Es gibt da so eine Firma, die mich immer wieder auf ein Neues überrascht. Leider jedoch selten in positivem Kontext. Sie ist recht bekannt und wirbt mit hervorragenden Druckergebnisses und verspricht auch den Versand kostenloser oder zumindest sehr günstiger Visitenkarten.
Da man ja bekanntlich erst eine Meinung zu etwas haben kann, wenn man es selbst ausprobiert hat, taten wir dies. So bestellten wir dort Visitenkarten bei dem offenbar omnipräsenten Unternehmen das mit „V“ beginnt und eine englische Bezeichnung für „Druck“ im Namen trägt.
Die Gestaltung und Auswahl war recht einfach, die Preise sehr moderat. Also designt, gestaltet und in den Warenkorb gelegt.
Wer jedoch denkt, dass er nun zur Kasse begleitet wird, der irrt. Vorher geht es noch auf dem Weg zum Bezahlen an mindestens 30 anderen Produkten vorbei, die man zum Sonderpreis gleich mitbestellen darf/soll. Also taten wir wunschgemäß das, was der Marketing-Psychologo der Firma bezweckt hatte und bestellten gleich noch ein paar Kugelschreiber.
Schließlich standen unter jedem Artikel Hinweise wie „Sie sparen“, „jetzt einmalig“, „nur noch“ oder „exklusiv jetzt“. Na dann.
Nachdem wir nun endlich bezahlen durften, hatten wir schon mehr gekauft, als wir ursprünglich beabsichtigten. Aber was soll´s, schließlich sind wir ja ein mündiger Verbraucher und müssen zu unseren Entscheidungen stehen.
Der normale Versand wurde dort kostenlos angeboten.

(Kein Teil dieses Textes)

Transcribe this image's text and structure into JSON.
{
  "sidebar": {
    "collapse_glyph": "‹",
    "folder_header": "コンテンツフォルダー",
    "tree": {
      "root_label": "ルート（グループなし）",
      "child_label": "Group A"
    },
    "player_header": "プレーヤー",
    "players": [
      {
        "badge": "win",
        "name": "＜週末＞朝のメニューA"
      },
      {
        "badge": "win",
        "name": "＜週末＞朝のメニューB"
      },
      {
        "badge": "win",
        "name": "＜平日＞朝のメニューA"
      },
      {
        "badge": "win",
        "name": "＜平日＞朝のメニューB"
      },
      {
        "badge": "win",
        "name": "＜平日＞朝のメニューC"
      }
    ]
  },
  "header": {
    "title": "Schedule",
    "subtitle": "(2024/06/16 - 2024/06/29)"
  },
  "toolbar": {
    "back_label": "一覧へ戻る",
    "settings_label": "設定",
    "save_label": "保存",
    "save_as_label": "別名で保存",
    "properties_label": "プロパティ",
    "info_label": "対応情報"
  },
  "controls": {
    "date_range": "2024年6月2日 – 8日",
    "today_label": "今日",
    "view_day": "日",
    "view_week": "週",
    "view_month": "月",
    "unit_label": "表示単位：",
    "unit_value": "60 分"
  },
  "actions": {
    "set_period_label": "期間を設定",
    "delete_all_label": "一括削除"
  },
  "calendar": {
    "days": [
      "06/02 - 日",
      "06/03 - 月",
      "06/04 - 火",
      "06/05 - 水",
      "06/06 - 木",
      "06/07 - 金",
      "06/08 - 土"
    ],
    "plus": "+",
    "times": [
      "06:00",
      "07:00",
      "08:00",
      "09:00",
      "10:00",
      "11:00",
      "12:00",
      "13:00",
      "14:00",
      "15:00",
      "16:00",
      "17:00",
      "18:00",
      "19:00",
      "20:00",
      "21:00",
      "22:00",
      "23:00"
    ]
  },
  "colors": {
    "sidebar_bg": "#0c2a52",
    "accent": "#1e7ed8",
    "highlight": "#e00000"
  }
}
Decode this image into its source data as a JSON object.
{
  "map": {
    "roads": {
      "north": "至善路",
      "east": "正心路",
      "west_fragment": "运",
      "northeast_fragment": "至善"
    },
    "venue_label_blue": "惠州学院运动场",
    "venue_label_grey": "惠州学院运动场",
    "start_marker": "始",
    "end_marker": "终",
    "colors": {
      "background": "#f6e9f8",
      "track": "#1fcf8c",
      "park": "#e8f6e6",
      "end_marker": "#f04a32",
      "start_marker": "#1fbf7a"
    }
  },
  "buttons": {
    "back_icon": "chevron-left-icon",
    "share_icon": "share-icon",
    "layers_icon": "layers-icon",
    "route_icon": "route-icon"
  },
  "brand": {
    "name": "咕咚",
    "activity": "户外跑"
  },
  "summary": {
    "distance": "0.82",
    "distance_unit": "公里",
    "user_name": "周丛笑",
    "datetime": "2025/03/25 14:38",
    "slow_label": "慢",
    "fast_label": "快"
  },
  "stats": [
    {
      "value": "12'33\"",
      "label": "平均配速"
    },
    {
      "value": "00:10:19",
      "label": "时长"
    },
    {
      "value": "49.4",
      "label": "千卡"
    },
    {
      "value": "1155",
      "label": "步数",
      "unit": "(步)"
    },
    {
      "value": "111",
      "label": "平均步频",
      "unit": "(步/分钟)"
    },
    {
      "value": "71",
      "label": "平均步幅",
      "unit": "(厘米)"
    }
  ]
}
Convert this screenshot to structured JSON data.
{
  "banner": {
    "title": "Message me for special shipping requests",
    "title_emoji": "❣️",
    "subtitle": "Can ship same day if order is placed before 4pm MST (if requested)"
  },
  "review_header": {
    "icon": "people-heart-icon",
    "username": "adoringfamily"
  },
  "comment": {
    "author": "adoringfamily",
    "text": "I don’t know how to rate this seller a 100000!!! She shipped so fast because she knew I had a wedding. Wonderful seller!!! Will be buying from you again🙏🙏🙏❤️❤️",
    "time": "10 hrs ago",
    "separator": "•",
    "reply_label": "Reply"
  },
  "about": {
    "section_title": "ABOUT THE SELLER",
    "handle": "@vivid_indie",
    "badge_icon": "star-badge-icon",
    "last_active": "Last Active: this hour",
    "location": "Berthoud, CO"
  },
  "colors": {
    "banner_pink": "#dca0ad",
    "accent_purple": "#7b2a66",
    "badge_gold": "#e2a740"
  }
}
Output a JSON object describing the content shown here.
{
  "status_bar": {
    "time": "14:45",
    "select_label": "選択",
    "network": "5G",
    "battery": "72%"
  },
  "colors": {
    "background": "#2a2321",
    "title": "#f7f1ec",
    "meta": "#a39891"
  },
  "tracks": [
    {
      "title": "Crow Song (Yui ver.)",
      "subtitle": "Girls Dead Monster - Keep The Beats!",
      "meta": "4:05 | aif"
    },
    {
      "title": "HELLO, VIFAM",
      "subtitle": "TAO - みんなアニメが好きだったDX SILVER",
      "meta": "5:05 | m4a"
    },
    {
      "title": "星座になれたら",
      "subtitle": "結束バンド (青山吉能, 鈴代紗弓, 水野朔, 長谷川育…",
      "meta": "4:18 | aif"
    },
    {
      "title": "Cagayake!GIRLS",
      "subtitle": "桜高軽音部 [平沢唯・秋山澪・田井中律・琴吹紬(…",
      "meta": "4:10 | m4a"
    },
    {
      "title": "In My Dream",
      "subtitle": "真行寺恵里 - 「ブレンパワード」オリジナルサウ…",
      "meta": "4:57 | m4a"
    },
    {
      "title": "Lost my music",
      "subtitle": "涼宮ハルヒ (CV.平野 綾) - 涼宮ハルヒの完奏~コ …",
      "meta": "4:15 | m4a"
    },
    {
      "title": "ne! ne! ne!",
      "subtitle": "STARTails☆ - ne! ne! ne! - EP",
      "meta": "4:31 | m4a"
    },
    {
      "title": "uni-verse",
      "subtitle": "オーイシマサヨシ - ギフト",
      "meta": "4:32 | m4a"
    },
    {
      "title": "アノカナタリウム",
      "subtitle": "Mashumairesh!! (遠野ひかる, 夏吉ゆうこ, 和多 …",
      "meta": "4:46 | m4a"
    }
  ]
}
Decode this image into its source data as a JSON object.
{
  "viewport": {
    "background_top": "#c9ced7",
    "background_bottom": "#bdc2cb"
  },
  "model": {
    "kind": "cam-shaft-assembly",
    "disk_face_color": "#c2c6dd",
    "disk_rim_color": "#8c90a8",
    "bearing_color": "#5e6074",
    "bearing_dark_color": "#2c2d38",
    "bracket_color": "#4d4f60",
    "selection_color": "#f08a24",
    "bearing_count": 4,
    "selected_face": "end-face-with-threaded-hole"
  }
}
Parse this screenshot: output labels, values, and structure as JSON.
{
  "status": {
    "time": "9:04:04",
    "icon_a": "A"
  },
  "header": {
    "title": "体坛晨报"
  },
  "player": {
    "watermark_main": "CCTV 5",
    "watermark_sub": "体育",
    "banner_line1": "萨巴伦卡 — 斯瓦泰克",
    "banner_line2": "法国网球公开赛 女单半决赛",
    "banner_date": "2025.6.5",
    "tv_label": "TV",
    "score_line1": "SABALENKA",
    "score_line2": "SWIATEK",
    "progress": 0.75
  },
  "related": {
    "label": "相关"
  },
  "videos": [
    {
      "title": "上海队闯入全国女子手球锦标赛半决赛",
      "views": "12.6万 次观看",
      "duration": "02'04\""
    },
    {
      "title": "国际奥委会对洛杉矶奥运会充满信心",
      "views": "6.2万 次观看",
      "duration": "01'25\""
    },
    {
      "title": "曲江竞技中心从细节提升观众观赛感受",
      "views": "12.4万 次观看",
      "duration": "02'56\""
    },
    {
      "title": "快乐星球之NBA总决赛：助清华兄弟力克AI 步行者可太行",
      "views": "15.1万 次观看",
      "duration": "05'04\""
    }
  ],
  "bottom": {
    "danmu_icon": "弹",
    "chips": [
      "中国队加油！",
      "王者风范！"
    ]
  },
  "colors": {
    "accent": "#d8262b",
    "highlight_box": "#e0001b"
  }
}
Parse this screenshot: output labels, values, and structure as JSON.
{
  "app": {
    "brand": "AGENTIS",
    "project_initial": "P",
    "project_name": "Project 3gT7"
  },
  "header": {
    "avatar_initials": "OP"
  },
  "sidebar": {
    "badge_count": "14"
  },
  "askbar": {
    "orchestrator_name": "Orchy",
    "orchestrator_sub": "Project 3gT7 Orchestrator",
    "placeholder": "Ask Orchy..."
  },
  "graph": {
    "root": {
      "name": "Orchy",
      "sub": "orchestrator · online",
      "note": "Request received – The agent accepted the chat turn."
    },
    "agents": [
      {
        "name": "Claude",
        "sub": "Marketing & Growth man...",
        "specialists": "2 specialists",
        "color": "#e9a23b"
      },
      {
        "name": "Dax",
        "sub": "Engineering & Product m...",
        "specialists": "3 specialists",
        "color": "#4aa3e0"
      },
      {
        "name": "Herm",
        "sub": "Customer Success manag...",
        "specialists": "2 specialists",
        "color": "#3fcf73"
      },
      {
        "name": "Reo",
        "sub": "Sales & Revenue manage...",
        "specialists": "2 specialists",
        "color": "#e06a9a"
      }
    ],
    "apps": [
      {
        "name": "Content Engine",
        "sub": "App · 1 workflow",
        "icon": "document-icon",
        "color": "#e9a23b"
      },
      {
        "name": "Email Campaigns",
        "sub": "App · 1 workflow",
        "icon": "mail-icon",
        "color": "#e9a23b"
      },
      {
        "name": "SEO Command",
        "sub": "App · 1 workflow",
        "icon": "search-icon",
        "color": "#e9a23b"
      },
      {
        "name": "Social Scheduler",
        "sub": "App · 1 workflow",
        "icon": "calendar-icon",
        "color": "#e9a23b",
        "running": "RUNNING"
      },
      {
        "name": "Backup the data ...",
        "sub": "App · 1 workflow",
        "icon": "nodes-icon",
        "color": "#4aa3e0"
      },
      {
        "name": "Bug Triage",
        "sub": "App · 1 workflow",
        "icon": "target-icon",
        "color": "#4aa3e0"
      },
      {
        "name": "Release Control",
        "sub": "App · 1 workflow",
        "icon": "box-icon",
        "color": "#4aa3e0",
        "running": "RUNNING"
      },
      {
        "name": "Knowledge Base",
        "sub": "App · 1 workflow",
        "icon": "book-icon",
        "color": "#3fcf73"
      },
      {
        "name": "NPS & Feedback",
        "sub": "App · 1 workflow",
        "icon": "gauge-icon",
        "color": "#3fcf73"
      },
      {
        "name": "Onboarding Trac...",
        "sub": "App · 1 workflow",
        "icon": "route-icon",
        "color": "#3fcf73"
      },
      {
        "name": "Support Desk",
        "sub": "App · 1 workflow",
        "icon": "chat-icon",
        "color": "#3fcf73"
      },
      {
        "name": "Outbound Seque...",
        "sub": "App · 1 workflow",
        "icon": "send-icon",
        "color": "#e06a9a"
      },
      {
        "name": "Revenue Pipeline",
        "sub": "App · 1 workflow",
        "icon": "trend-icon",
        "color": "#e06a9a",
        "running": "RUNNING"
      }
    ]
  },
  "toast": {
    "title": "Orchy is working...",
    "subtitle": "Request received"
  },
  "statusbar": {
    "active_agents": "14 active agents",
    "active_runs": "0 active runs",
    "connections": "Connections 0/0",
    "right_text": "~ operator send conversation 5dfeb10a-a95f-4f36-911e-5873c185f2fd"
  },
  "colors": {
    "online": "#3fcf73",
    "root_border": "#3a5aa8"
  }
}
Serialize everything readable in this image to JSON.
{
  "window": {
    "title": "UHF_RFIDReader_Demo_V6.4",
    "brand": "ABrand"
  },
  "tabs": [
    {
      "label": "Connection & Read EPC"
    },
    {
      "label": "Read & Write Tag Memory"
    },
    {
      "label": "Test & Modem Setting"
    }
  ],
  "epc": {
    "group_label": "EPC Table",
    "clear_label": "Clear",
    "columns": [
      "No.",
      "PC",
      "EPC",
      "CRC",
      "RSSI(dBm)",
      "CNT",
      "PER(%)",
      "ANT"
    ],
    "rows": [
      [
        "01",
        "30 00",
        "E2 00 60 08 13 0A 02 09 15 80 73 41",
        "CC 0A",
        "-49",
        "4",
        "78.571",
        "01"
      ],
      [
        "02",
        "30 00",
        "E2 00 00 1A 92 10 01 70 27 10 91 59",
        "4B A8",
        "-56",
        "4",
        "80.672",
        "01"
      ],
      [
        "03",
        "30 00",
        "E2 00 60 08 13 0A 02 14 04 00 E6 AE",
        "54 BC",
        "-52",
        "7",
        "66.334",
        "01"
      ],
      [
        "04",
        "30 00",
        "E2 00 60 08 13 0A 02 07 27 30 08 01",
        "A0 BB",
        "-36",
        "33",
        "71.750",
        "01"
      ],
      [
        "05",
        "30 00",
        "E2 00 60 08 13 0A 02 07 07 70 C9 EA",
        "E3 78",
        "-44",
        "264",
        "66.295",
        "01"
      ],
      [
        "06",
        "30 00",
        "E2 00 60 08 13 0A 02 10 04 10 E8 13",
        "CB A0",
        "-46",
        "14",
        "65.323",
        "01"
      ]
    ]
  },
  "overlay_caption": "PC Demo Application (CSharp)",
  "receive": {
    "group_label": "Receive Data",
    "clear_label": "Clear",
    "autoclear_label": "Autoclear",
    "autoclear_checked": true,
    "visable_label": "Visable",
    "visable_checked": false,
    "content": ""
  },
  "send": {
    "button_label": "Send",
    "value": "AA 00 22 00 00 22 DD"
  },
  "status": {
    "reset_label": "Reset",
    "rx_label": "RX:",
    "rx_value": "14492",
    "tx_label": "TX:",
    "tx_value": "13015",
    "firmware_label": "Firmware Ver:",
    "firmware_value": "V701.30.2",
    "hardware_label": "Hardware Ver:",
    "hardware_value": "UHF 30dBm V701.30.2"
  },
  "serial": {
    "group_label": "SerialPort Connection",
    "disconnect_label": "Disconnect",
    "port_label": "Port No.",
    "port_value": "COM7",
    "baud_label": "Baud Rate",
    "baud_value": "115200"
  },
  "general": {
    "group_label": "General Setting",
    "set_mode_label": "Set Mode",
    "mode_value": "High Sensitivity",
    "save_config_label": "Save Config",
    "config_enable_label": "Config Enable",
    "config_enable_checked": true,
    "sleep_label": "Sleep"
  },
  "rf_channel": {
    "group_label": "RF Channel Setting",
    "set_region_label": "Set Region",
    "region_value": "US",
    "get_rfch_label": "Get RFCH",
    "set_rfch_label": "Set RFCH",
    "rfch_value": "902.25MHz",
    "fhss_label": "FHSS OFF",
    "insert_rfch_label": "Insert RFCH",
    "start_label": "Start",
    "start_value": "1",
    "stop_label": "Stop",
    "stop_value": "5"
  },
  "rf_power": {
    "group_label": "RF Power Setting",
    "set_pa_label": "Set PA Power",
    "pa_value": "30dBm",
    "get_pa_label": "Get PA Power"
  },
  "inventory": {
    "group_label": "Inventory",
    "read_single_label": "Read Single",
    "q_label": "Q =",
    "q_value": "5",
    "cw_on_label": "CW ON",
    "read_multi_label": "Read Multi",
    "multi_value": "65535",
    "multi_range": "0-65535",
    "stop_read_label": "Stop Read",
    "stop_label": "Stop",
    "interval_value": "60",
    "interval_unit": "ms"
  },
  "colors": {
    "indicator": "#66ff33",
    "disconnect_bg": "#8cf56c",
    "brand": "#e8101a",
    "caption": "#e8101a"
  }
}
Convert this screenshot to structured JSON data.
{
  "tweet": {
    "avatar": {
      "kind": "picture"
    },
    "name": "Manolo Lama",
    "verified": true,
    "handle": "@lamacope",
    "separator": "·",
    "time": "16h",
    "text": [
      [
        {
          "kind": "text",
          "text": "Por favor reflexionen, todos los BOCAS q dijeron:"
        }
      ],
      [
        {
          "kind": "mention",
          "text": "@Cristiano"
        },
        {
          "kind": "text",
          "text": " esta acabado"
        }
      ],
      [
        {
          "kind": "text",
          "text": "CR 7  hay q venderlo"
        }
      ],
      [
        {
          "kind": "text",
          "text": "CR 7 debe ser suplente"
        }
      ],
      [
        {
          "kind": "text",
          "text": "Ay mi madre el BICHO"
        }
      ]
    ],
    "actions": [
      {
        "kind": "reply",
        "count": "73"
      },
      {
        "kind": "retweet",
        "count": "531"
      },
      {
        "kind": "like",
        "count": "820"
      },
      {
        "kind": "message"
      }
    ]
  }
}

Der Schnellversand kostete für eine Lieferung binnen 2 Tagen 25 Euro extra und der Premiumversand circa 10 Euro, der dann sogar nur 5 Tage brauchen sollte. Wir hatten keine Eile und wählten Standardversand innerhalb von 14 Tagen. Das Paket war nach 2 Tagen da, wie ich es auch nicht anders erwartet habe, da ich nicht davon ausging, dass UPS 14 Tage benötigt um ein Paket zuzustellen. Also warum dann dafür extra zahlen.
Die Produkte waren im Ergebnis in Ordnung.
Nicht so jedoch der After-Sales-Approach, den die Firmas „V“ dann an den Tag legte. Wochenlang bekam ich Mitteilungen der Firma, dass noch Produkte im Warenkorb liegen würden. Also klickte ich die Emails an und sah die von mir zuvor erworbenen Produkte. Zu „absoluten Tiefstpreisen“.
Sollte ich mich ärgern, dass ich offensichtlich zu viel ausgegeben hatte oder sollte ich die Gelegenheit nutzen und nachbestellen ? Weder noch. Ich hatte meine Bestellung und wollte in Ruhe gelassen werden. Doch „V“ wollte da nicht mitspielen. Immer wieder kamen Emails, manchmal auch Flyer mit der Post, die mich stets wieder in den Schoß der Firma zurückholen wollten. Wer einmal bestellt, der kommt wieder, dachte „V“ wohl.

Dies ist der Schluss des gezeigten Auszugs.